Notre
père, bien faible à l'heure où j'écris, hospitalisé et sous
perfusion (ce qui lui redonne des couleurs, tant mieux) notre père
dis-je, j'en ai déjà fait, par anticipation, une sorte d'éloge
post mortem.
Car j'étais emporté par la fougue que donne la parole libérée,
l'appui de la psychanalyse, ou de son avatar personnalisé.
Car
j'étais un peu amoureux de son originalité, de sa différence, de
ses possibles concrétisés dans ses entreprises dont certaines n'ont
pas échoué (la famille, son salon de coiffure...).
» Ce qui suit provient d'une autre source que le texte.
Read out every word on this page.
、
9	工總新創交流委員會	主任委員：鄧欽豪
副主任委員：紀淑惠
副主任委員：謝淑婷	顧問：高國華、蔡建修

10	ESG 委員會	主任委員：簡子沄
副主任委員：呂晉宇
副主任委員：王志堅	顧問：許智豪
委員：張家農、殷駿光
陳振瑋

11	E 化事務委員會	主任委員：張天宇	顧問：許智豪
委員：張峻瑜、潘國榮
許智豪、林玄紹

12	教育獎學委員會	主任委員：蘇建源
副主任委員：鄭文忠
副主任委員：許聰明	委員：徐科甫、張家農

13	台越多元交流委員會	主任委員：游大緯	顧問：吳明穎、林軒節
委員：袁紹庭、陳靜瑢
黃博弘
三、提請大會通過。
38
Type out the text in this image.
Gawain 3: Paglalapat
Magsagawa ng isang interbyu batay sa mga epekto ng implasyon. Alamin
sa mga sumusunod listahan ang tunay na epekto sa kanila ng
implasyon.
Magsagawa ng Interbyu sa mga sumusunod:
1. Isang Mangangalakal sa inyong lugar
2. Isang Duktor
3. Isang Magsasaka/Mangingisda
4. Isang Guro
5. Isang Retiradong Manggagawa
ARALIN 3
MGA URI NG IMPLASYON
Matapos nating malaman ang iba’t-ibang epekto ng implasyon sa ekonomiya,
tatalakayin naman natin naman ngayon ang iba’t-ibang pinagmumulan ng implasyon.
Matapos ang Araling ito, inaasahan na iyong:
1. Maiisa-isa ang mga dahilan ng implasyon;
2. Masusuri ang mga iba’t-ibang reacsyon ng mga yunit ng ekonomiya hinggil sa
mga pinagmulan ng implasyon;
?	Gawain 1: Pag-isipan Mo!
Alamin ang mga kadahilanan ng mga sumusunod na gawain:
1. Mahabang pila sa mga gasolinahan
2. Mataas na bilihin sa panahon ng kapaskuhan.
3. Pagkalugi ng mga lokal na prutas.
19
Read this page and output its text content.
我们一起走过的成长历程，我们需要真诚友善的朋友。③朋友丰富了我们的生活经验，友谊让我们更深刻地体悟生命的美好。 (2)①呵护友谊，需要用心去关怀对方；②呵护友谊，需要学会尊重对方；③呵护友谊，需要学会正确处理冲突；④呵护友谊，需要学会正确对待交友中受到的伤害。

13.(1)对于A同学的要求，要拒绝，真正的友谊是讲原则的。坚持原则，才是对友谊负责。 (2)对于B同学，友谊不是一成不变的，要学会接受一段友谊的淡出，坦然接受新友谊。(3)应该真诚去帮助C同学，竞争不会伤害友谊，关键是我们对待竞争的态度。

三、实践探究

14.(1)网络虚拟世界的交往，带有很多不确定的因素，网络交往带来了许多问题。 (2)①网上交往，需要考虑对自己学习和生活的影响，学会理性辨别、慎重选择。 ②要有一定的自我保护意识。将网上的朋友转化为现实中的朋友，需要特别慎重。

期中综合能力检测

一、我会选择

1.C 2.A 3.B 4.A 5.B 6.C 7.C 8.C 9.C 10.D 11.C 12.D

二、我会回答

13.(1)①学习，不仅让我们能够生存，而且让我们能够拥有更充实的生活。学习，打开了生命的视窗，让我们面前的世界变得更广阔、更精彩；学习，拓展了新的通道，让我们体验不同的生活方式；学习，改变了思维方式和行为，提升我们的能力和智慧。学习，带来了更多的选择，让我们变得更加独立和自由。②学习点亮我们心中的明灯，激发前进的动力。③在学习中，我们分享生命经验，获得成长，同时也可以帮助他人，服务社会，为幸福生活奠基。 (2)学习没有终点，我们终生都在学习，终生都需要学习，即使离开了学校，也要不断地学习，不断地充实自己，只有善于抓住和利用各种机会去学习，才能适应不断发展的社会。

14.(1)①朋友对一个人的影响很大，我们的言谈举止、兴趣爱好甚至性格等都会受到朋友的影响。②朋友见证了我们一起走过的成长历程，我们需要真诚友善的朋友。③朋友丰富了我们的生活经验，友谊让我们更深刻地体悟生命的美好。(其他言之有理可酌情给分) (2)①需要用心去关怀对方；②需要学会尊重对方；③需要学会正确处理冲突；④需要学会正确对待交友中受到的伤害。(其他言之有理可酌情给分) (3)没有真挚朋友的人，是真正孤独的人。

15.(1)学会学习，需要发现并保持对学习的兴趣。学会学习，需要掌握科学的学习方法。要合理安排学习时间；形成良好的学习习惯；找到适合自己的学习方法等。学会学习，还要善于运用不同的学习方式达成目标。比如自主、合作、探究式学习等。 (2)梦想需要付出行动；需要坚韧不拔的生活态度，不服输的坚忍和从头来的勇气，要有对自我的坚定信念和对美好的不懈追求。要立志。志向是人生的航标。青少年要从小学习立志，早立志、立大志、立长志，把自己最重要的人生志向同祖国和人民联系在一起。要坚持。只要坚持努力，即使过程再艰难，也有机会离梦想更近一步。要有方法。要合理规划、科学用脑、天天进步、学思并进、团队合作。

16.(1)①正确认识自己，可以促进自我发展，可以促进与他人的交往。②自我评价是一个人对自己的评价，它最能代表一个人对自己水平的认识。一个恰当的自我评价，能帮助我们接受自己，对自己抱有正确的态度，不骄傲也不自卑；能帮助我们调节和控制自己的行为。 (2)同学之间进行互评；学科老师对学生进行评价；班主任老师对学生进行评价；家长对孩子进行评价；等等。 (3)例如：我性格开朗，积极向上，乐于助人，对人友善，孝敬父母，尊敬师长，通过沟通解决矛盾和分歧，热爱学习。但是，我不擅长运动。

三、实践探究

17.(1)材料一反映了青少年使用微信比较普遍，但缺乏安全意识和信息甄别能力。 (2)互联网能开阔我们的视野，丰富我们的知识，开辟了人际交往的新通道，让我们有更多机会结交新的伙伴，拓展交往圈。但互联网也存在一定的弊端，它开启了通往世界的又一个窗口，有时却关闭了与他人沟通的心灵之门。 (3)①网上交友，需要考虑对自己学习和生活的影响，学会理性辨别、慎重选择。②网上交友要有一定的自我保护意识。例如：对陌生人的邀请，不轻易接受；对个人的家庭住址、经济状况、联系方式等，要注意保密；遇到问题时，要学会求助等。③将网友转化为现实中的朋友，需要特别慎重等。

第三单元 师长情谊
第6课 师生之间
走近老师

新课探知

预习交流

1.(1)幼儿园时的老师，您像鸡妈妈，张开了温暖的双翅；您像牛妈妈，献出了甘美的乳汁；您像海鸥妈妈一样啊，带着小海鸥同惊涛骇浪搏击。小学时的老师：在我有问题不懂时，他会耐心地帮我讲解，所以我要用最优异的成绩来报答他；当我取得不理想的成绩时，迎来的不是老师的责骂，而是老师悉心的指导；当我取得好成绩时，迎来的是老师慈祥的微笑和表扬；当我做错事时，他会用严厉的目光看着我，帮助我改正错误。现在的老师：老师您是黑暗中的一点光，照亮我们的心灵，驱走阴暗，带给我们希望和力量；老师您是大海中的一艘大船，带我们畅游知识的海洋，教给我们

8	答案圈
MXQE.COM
Une vie miteuse, diraient certains, avec ses compensations, en quelque sorte : maigres provendes.
© M. MM |
Le monde s'écroule doucement ou avec fracas, en même temps qu'on vieillit, et on perd
dans la danse avec le « système » ses forces, ses appas,
ses défroques, ses guenilles même.
On perd le sourire, le faciès, le rictus
ou la moue qui nous définissaient, et un masque
mortuaire vient lentement remplacer nos mimiques grimaçantes en se
plaçant sur notre visage, tel un papillon posé sur notre nez qui ouvrirait ses ailes
jusqu'à recouvrir nos oreilles...
Il tend à laisser à ses
contempteurs (car on méprise toujours un peu la mort des autres, allez savoir pourquoi, peut-être qu'on se croît définitifs, inatteignables, immortels en quelque sorte...) il tend à laisser à ses contemplateurs, dis-je, une
impression de faux, de bonheur falot, de relâchement factice,
qu'aucune grimace cependant ne viendra plus jamais troubler.
Sauf cette grimace de la fin, cette crispation qui semble habiter jusqu'à nos mains gelées... et qu'on appelle sobrement le masque de la mort.